Fargo menganggukan kepalanya. “Thanks.”
“Terima kasih banyak, Dokter,” jawab Debora hangat.
“Sama-sama. Kalau begitu saya permisi, Tuan, Nyonya.” Dokter itu segera pamit undur diri, bersama dengan perawat.
Fargo dan Debora saling melemparkan pandangan, di kala sang dokter sudah pergi. Detik selanjutnya, Fargo mendekat, menatap Debora dengan tatapan lekat dan tegas. Terlihat Debora sedikit takut dan salah tingkah saat Fargo menatapnya.
“F-Fargo, m-maafkan aku karena sudah menyusahkanmu,” ucap Debora dengan suara pelan. Nada bicara Debora tersirat penuh rasa bersalah.
“Kenapa kau bisa ada di sini, Debora?” tanyaa Fargo dingin.

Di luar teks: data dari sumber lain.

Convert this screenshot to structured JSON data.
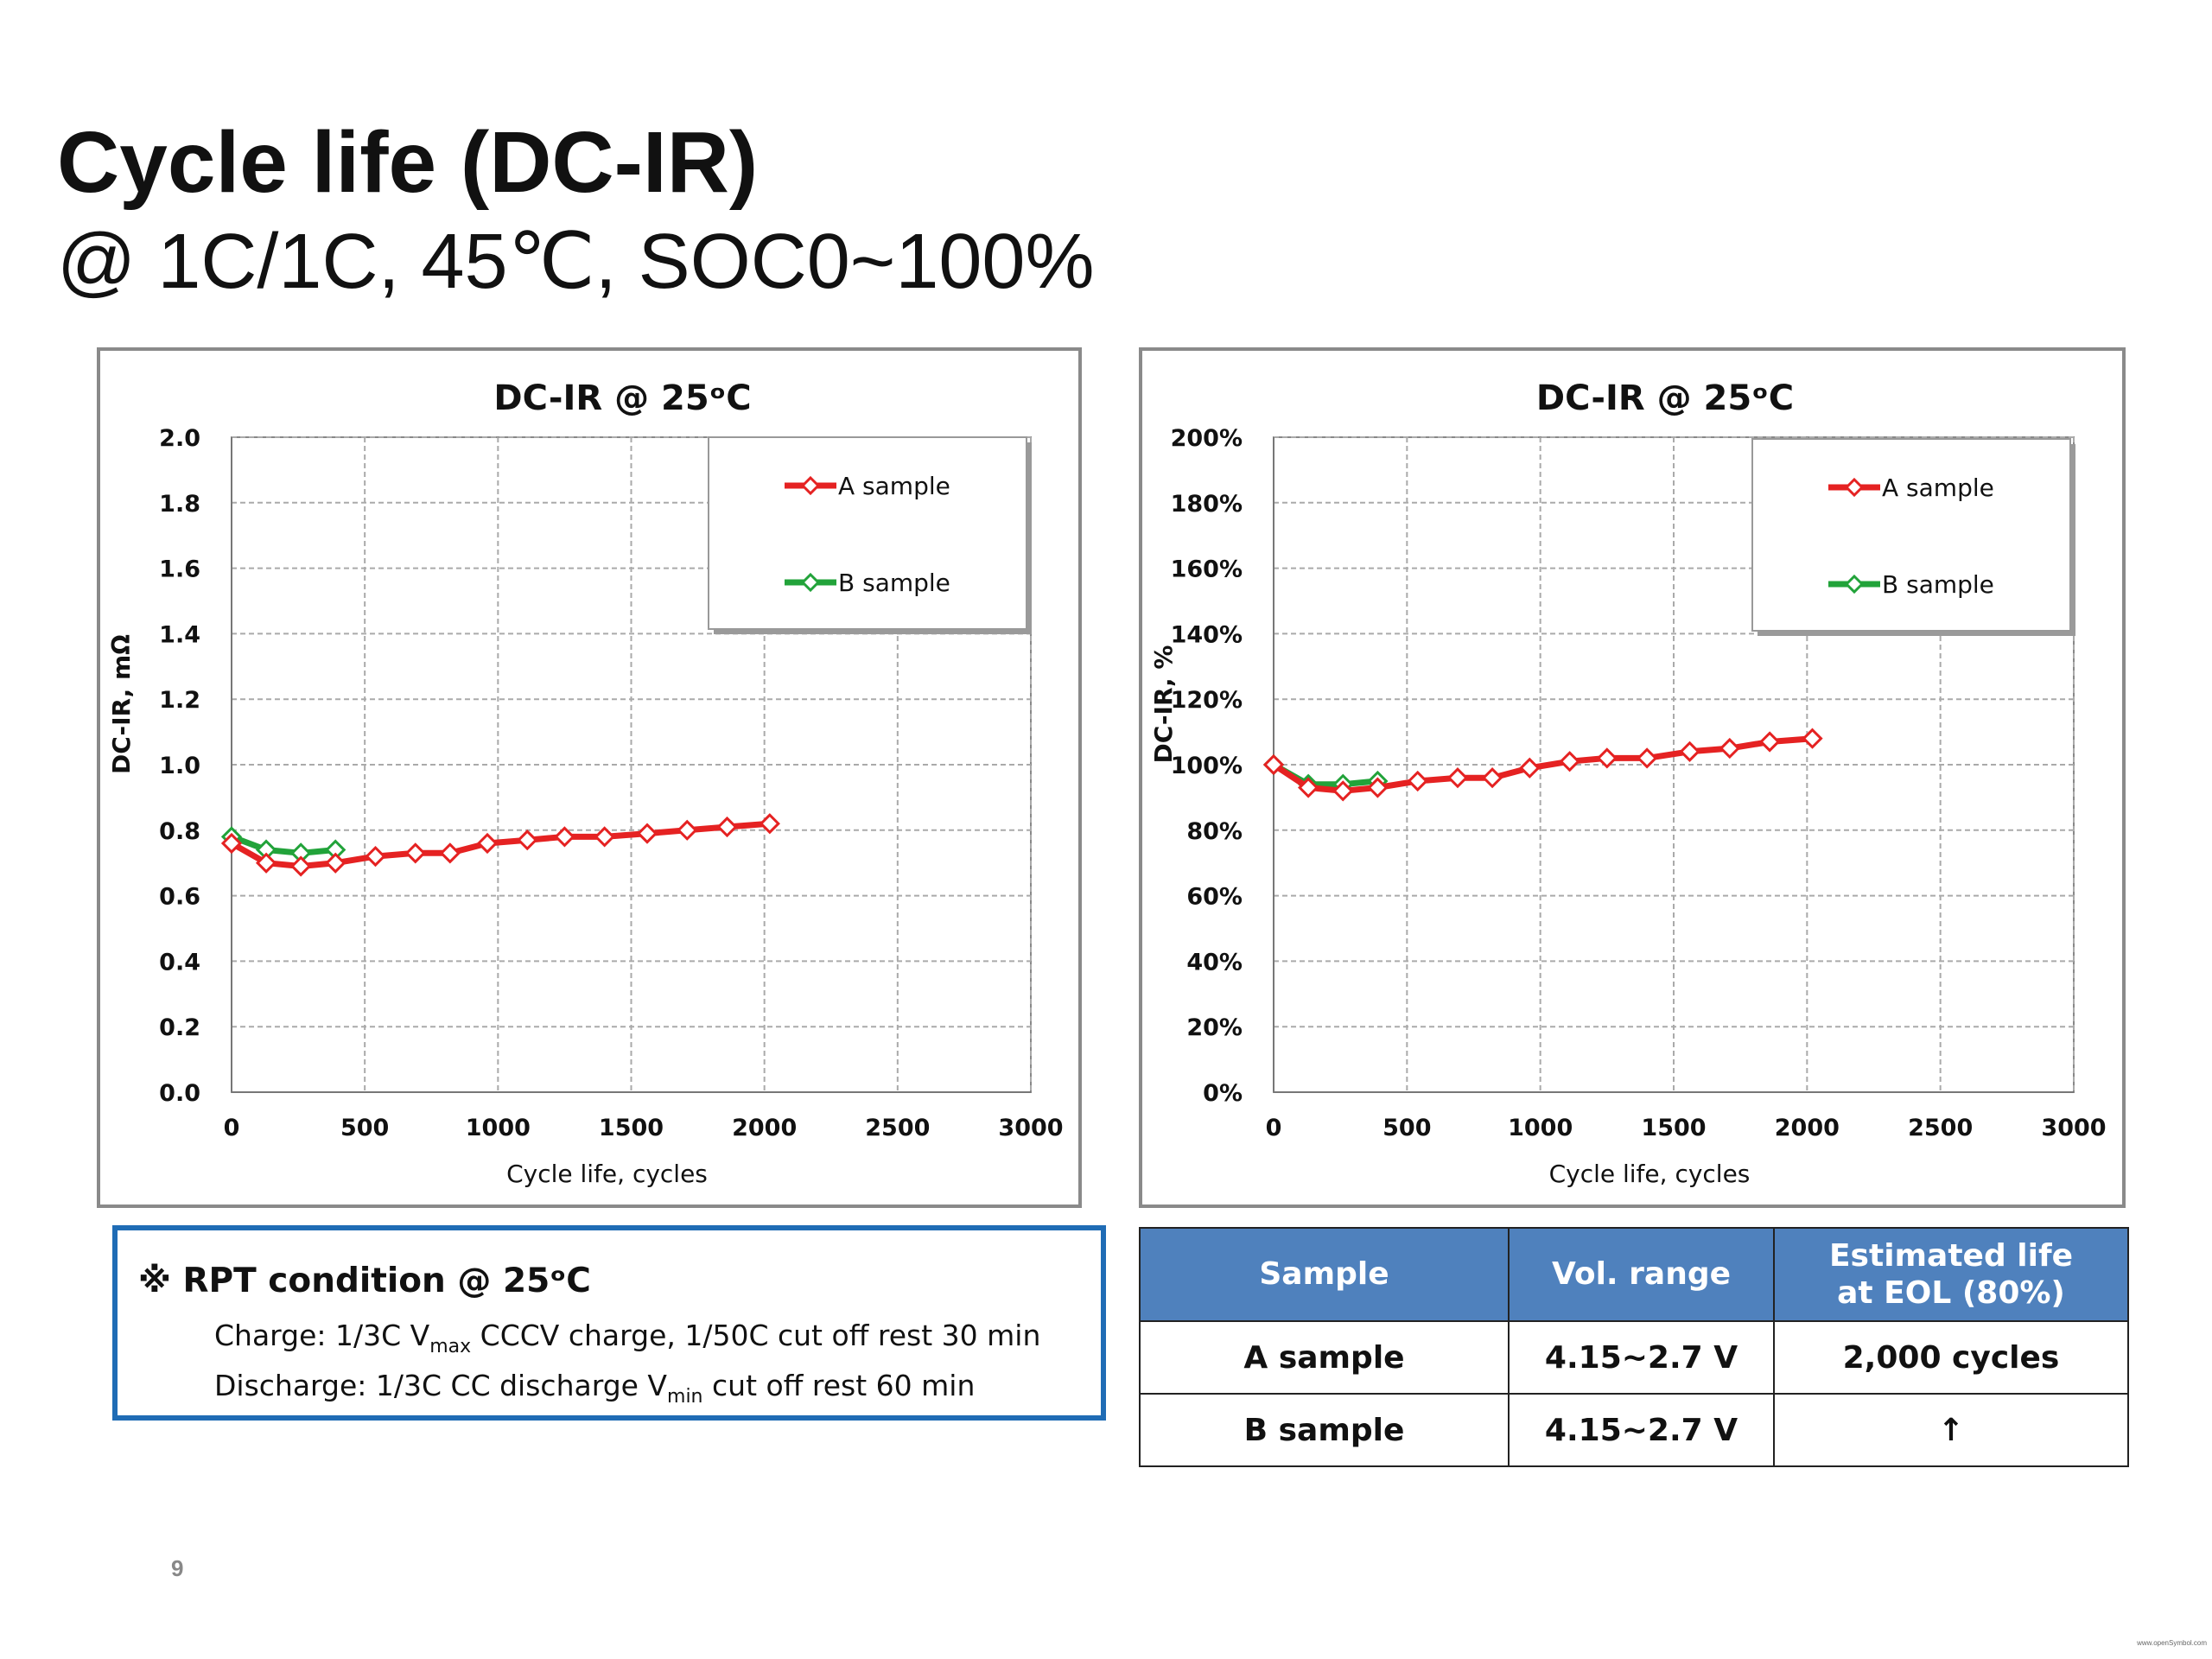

Debora menggigit bibir bawahnya. “A-aku kebetulan sedang berlibur, Fargo. Maaf, tadi aku menyeberang tidak melihat jalan.”
Fargo terdiam sebentar. Sorot mata Fargo, menunjukan jutaan arti terdalam. “Lain kali berhati-hatilah. Lukamu tidak terlalu parah, karena aku mampu rem mendadak. Kalau sampai aku tidak menginjak rem, kau bisa saja terpental dan luka jauh lebih parah lagi.”
Debora mengangguk. “Iya, Fargo. Sekali lagi, maafkan kecerobohanku. Aku berjanji akan jauh lebih berhati-hati lagi.”
“Aku harus pergi. Ada urusan penting yang harus aku kerjakan. Aku akan menghubungi orangku untuk mengantarkanmu pulang,” jawab Fargo datar.
“Fargo, tunggu.” Debora menahan lengan Fargo, tak membiarkan Fargo pergi.
“Ada apa, Debora?” Fargo menatap dingin Debora.
“K-kita harus bicara sebentar tentang masa lalu kita. Dulu—”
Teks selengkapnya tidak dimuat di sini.